Few of the returnees seemed happy to be back in Georgia
In a letter to the Organisation for Security and Co-operation in Europe (OSCE), Vladimir Putin said Georgia wanted to resolve issues by force.
It follows Russia's deportation of about 130 Georgians, amid a worsening diplomatic row between the two states.
Tensions have escalated since Georgia detained four suspected Russian spies.
The four - all military officers - were released to the OSCE on Monday, but Russia has imposed a series of punishing measures against Georgia, including a crackdown on illegal Georgian immigrants.
In his letter, Mr Putin accused the authorities in Tbilisi of planning to solve the conflicts between Russia and Georgia over the two troubled Georgian regions of Abkhazia and South Ossetia by force.
The president said the OSCE should concentrate on encouraging the Georgian leadership to "drastically change its course".
He went on to say that what he called the irresponsibility of the Georgian authorities could no longer "be ignored" by the international community.

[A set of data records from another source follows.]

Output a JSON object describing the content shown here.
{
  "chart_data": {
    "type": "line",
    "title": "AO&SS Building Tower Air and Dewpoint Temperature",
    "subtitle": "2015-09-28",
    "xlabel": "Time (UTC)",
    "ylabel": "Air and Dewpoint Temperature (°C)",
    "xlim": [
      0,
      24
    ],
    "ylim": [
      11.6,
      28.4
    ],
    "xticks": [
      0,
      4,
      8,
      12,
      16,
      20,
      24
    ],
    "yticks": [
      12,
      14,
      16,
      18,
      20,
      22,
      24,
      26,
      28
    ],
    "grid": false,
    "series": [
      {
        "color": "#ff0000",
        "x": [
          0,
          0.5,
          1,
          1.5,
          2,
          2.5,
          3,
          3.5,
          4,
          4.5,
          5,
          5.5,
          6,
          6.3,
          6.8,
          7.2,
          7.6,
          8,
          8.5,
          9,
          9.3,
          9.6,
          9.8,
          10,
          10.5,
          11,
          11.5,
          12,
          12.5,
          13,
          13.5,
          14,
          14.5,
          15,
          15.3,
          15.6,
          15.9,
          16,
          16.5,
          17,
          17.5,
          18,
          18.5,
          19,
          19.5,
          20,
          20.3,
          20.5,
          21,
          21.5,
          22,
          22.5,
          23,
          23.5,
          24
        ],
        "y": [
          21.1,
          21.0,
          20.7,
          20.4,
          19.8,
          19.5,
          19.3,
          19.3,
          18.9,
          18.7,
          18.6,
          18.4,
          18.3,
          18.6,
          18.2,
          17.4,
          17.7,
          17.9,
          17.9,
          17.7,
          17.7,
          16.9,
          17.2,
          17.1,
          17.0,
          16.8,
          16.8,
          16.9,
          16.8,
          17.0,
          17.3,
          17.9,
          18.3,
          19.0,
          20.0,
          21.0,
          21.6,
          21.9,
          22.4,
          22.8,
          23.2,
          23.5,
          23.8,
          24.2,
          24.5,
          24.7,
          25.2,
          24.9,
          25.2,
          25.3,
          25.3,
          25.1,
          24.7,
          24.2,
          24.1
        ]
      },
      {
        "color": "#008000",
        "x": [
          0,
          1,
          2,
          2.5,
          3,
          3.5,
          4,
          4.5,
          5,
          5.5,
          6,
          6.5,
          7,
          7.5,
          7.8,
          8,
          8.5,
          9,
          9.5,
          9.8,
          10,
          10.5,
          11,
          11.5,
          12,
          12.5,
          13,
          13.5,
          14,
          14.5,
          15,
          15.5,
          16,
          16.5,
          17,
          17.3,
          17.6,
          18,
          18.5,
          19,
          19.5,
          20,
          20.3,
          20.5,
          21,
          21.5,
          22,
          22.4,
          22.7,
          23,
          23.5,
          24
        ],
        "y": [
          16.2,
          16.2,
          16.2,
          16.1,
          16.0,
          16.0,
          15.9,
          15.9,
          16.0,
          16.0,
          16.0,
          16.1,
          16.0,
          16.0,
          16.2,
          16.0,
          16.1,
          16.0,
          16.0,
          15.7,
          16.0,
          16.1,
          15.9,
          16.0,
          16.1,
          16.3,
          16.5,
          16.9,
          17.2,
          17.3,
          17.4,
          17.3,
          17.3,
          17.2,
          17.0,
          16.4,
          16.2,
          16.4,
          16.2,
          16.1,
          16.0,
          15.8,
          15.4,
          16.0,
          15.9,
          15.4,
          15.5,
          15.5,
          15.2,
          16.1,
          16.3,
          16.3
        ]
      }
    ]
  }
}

Mr Putin reacted furiously to the officers' detention on 27 September, which at the time he called an "act of state terrorism with hostage-taking".
In the latest reprisal, the deportees were flown back to Georgia on board a Russian cargo plane on Friday.
They were rounded up in police raids over the past few days and accused of immigration offences, according to media reports.
One of the deportees told Georgian television her passport had expired but another said his documents were in order.
The BBC's Matthew Collin at Tbilisi airport said the deportees walked down the ramp from the huge Russian cargo plane carrying whatever possessions they managed to bring with them.
Few seemed happy to be back in Georgia, although one woman knelt down and kissed the ground, he said.
Meanwhile a Russian plane took more Russians out of Georgia, which Moscow says is now unsafe for its citizens.
Last week, some 100 Russian officials and their families in Georgia were ordered by Moscow to return to Russia.
Estimates vary but it is believed that at least one million Georgians live in Russia. Many Georgian families depend on the remittances they send home.
Moscow police have also asked schools to draw up lists of pupils with Georgian surnames as part of their search for illegal immigrants, Russian media reported.
Alexander Gavrilov, a spokesman for the Moscow education department, said some schools had received the request, which he criticised.
But a Russian interior ministry spokesman said no such request had been made.
Tensions between Moscow and Tbilisi have grown since the early 1990s, with Tbilisi accusing Moscow of supporting separatists in Abkhazia and South Ossetia.
Russia has accused Georgia of pursuing an anti-Russian foreign policy in seeking closer relations with the West and Nato.